Paul writes that our suffering produces endurance, and endurance produces character, and our character produces hope in God’s sure and certain love for us. You see, there are people right now suffering and paralyzed by this virus. There are people who have no hope of life after death. There are people who are panicking over this virus and there are people who are panicking over their sin.

They have this pandemic and they do not know how to see past it. These pandemics are so all-encompassing and overwhelming it is hard to see a cure. There are people right now who so desperately need to hear about Jesus. They need to hear that there is a cure. They need to hear that there is life after a virus that can kill. They need to hear that there is life after the suffering and death they experience in this life. This suffering can be the start of their hope in God’s love for them.

There is another ‘pan’ word found in the Gospel about Jesus written by John. It says that God so loved the world that He gave His one and only son that ‘pan’ (all) who believe in Him would not perish but have eternal life. God has come to all of us. As 1 Timothy says God wants “pan” (all) people to be saved and to come to the knowledge of the truth.
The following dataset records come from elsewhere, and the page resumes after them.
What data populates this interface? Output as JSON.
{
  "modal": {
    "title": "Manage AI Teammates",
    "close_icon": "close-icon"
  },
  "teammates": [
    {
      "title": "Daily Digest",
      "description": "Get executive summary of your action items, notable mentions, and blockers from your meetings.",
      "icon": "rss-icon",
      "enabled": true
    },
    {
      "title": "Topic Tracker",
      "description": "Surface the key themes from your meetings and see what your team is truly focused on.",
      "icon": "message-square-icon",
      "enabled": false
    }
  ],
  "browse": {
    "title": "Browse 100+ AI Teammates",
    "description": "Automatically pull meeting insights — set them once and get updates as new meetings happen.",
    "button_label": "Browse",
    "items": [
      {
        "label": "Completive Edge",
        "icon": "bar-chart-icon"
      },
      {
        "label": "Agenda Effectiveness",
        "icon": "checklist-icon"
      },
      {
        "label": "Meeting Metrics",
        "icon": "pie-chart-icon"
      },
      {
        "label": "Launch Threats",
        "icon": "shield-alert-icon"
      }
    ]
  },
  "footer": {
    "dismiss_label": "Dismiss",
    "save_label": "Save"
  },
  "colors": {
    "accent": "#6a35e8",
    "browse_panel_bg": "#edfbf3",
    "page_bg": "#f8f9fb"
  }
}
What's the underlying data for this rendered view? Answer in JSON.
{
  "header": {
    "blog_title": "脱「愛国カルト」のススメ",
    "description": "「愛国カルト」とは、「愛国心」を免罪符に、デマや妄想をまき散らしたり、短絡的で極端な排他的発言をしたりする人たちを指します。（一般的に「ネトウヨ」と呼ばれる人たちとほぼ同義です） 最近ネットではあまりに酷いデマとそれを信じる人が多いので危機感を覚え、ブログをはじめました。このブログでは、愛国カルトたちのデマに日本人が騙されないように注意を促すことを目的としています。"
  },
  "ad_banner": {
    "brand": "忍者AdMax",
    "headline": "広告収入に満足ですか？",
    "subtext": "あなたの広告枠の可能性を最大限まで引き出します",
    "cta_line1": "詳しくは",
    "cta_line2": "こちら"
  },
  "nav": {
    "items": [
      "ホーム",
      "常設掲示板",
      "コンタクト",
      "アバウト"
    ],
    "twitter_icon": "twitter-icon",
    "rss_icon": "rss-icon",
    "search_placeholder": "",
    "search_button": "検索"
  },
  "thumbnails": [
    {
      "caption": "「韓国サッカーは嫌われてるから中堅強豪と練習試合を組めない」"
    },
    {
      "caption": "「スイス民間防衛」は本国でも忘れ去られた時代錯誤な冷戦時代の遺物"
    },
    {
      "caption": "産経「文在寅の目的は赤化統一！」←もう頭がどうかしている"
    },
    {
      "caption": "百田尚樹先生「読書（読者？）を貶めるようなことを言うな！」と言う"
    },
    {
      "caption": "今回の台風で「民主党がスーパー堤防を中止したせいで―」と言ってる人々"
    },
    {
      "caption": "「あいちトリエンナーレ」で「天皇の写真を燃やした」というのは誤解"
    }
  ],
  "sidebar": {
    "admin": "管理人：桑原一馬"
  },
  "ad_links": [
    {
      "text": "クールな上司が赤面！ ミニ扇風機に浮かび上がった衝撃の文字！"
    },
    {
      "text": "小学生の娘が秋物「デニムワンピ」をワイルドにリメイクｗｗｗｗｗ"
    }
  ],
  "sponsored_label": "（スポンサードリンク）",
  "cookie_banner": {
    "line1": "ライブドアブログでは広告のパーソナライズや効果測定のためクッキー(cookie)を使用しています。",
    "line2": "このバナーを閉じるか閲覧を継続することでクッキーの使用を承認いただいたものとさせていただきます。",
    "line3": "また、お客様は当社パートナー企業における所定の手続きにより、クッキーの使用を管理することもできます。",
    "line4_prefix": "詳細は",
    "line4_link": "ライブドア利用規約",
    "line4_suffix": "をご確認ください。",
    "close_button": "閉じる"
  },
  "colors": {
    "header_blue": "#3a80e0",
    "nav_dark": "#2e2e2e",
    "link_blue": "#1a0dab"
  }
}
And Jesus gave himself as a ransom for “pan” (all) (1 Tim 2:4-6).

Just as the pandemic that infects us is widespread to all people, the cure is for all people too. The cure comes to us in the telling of the Gospel. The cure comes to us in the body and blood our Lord gives to us here at this table, not for our detriment, but for the forgiveness of our sin as He commanded us to receive it. The cure comes to us in the words “I forgive your sin in the name of the Father, and of the Son, and of the Holy Spirit.” This pandemic cure is for YOU and everyone else in this world right now struggling with the effects of this corona virus and of sin in general.

God does not wait for us to find the cure and fix ourselves. He jumps into our mess and saves us in our sin – “while we were still sinners Christ died for us” (Rom. 5:8). We merely need to be told. We are merely told, and not deny, that Jesus “is indeed the Saviour of the world” (John 4:42).

The Gospel has Jesus and a Samaritan woman talking about it another way. Jesus talks about giving the woman living water. Water that whoever drinks of it will never be thirsty again. Jesus is offering this woman the cure for thirst. Jesus is offering the cure from suffering in this world. Jesus is offering the cure to sin; baptism of water and the spirit which forgives all the sins of a person. Not just some sins, not just some of your thirst, not just some of your death. All of it is forgiven. Eternal life is given. This pandemic cure – of Jesus – is for all diseases, all sins, and is for all people. Especially… you and your neighbour. In Jesus name, Amen.